Este hombre joven, Michael Perry, que parece todavía más joven de lo que es y que tiene un flequillo tieso sobre la frente y mira con la intensidad impúdica de un niño, será ejecutado exactamente dentro de diez días. Las dos paletas prominentes exageran su sonrisa y su risa fácil y le dan un aire de caricatura de dibujos animados. Su palidez malsana es la de quien desde hace mucho tiempo no conoce otra luz que los neones punitivos de una galería de condenados a muerte. Tiene veintiocho años, pero podría tener quince o dieciséis, dieciocho como máximo: como si se hubiera quedado en la edad que tenía cuando una noche de pastillas y alcohol fue con un cómplice a robar un coche deportivo rojo que a los dos les gustaba mucho en el garaje de una casa en una zona residencial de Tejas y acabó asesinando a tres personas: la dueña de la casa y del coche, su hijo de dieciséis años, un amigo de su hijo. Al cabo de menos de tres días de ir atolondradamente de un lado a otro en el reluciente coche rojo, y después de un tiroteo y de una huida insensata sobre el asfalto de una zona de descanso para camiones de gran tonelaje, Perry y su cómplice, Jason Burkett, fueron detenidos. En ningún momento hubo dudas sobre la culpabilidad de ninguno de los dos. Perry fue condenado a muerte. Burkett a cadena perpetua.

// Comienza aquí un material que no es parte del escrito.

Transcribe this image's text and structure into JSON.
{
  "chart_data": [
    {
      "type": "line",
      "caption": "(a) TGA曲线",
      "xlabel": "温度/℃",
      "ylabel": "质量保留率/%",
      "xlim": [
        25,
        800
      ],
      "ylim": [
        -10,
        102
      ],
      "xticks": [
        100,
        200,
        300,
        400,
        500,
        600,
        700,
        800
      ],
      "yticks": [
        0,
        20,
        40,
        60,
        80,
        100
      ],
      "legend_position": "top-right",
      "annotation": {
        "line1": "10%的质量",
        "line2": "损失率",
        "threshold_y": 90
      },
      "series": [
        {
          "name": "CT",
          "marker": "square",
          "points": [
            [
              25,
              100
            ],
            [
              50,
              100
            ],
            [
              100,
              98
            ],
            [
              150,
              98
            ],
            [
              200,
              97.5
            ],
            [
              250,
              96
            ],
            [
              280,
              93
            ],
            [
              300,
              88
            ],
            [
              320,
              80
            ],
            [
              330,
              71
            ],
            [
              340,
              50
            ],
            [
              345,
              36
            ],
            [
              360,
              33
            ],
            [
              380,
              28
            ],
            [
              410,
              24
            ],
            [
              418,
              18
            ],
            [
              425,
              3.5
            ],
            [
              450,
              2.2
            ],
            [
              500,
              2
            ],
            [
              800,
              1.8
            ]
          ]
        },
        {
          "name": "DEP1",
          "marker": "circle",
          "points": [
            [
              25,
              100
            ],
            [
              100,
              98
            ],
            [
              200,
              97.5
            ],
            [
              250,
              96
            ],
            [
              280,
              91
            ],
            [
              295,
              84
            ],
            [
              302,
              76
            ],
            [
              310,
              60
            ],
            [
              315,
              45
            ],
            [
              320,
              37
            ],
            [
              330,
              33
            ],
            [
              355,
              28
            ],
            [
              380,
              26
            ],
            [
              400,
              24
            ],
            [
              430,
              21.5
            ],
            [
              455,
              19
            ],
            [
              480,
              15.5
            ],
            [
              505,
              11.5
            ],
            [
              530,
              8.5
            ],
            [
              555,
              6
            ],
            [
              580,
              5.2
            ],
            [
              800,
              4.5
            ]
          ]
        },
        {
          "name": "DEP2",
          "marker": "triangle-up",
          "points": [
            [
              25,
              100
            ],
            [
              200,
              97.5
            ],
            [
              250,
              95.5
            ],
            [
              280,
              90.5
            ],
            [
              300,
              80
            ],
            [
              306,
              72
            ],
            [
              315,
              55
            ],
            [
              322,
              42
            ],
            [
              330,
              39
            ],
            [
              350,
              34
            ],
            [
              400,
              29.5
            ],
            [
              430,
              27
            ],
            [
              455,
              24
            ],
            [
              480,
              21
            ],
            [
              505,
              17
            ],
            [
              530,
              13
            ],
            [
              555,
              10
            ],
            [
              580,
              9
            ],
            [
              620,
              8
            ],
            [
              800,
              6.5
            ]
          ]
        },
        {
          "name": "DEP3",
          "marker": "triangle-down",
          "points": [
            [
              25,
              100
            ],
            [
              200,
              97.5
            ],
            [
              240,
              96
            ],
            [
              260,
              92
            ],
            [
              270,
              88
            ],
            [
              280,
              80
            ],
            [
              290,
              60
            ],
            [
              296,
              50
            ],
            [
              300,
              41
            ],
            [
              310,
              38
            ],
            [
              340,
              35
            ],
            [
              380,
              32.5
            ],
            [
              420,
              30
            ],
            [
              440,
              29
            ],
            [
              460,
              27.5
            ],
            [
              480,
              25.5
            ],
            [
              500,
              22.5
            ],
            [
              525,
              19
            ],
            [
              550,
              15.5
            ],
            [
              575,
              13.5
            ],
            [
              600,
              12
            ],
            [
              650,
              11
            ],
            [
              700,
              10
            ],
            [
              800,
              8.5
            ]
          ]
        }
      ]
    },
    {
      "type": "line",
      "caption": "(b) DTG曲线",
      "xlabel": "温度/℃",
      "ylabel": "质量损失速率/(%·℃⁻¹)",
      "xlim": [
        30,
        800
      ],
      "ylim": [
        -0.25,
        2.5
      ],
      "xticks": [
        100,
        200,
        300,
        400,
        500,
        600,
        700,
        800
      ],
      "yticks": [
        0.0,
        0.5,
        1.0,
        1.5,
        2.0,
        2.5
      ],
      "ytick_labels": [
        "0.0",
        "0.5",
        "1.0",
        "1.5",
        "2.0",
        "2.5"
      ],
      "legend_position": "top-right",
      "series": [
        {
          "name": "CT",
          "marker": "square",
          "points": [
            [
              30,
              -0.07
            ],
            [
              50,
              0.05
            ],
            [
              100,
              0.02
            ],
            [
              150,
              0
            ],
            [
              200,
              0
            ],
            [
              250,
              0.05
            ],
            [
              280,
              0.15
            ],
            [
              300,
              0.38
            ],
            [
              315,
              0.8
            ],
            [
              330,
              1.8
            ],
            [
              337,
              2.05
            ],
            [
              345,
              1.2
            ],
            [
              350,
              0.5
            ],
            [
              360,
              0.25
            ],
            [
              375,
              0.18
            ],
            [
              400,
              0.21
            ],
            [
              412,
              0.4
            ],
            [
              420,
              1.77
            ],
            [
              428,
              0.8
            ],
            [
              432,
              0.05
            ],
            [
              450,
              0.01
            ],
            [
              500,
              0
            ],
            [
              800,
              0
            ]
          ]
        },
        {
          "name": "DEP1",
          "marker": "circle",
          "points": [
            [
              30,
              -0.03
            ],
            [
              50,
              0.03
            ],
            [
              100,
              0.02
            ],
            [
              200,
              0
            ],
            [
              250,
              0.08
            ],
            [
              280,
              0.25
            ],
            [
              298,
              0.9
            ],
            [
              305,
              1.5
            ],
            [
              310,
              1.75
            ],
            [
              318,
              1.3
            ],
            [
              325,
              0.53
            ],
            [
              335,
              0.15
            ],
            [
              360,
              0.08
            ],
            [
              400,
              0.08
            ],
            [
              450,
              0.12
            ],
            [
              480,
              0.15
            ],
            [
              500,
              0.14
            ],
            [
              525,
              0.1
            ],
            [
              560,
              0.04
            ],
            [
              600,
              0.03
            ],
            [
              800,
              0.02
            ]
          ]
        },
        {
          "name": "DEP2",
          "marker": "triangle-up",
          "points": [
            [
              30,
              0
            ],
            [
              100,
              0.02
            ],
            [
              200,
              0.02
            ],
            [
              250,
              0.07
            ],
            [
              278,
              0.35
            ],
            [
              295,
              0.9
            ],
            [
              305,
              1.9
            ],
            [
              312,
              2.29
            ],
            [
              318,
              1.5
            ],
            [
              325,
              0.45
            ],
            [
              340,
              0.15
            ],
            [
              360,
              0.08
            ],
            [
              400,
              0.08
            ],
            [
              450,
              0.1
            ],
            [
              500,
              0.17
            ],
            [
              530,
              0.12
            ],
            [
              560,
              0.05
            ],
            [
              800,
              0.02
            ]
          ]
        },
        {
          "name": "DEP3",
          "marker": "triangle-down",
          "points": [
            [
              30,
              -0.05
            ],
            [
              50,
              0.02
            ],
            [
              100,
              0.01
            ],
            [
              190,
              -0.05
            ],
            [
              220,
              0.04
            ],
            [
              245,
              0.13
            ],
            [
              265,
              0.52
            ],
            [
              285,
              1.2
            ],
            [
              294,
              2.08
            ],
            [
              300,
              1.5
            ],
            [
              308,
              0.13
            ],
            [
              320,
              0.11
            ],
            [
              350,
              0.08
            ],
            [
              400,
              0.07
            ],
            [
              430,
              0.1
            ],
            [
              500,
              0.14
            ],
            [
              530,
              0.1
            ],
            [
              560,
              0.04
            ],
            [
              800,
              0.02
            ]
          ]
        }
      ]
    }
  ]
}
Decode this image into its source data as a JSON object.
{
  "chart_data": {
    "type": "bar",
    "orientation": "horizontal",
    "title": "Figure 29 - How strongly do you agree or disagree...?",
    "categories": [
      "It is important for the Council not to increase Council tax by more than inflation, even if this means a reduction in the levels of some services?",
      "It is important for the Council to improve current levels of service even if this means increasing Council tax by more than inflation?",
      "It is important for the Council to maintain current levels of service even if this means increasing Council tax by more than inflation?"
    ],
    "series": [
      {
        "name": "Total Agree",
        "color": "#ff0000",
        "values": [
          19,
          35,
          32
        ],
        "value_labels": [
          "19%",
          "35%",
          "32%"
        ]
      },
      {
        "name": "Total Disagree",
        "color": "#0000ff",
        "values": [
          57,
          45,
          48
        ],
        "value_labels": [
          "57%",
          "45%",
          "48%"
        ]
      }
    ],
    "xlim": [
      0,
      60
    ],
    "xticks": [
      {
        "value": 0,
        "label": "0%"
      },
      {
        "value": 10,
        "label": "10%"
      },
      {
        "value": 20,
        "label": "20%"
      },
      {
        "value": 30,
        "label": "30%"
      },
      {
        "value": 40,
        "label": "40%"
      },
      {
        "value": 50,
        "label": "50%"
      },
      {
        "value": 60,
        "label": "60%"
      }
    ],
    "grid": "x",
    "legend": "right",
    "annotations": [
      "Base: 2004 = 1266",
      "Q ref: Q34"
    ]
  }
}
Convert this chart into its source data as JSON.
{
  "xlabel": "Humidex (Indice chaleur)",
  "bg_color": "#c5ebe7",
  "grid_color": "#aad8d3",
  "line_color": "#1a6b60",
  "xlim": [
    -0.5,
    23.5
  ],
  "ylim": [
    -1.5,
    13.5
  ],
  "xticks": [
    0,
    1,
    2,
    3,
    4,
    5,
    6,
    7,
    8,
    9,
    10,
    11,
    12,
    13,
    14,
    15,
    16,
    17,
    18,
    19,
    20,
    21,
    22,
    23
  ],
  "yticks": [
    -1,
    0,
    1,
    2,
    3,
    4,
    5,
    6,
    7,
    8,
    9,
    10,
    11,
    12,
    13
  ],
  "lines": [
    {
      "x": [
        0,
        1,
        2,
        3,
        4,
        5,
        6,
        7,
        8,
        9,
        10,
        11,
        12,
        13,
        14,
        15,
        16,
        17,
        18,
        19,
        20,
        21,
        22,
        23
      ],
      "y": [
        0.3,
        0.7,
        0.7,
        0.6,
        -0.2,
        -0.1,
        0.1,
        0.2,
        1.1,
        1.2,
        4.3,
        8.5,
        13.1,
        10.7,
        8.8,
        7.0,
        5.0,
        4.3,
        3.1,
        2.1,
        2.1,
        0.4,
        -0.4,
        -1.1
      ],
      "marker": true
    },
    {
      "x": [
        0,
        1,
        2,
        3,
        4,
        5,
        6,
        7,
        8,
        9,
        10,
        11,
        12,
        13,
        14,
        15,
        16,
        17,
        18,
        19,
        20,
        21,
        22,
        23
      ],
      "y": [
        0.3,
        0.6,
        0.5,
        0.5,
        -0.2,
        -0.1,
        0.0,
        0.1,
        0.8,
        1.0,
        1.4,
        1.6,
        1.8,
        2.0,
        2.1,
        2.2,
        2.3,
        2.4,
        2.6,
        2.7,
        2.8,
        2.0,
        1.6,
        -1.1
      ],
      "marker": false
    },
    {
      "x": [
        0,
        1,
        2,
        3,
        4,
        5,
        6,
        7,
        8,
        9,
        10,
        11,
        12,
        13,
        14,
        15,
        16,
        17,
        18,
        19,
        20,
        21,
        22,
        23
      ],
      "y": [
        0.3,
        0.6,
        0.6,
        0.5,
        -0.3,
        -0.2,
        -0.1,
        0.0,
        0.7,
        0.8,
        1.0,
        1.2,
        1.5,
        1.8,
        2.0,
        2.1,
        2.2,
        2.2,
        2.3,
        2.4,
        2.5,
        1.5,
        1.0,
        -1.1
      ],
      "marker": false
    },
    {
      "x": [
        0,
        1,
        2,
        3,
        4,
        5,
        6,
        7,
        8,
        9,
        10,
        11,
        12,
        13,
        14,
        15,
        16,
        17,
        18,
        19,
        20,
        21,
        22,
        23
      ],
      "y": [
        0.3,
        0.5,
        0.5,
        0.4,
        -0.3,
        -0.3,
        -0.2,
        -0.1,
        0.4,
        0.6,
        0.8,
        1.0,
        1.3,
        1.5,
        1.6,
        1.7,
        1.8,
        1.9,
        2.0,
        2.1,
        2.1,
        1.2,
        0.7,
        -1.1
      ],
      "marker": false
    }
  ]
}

Perry es menudo, móvil, con una agitación de ardilla, más visible en el espacio hermético del locutorio donde responde a una entrevista, a través de una pantalla de plexiglás. Viste un mono de prisionero blanco y las paredes y los barrotes y la puerta con rejilla metálica del locutorio están pintadas de un blanco sucio de mugre y desconchones. Burkett es alto, serio, con una cabeza imponente, con ojos claros y lentos. Empezó a cumplir su condena con 19 años. Cuando recapacita que en el mejor de los casos podrá solicitar la libertad condicional dentro de cuarenta le cuesta hacer el cálculo de la edad que tendrá entonces. Cincuenta y nueve años, dice con incredulidad, mirando al vacío, abrumado por el peso de una duración inconcebible.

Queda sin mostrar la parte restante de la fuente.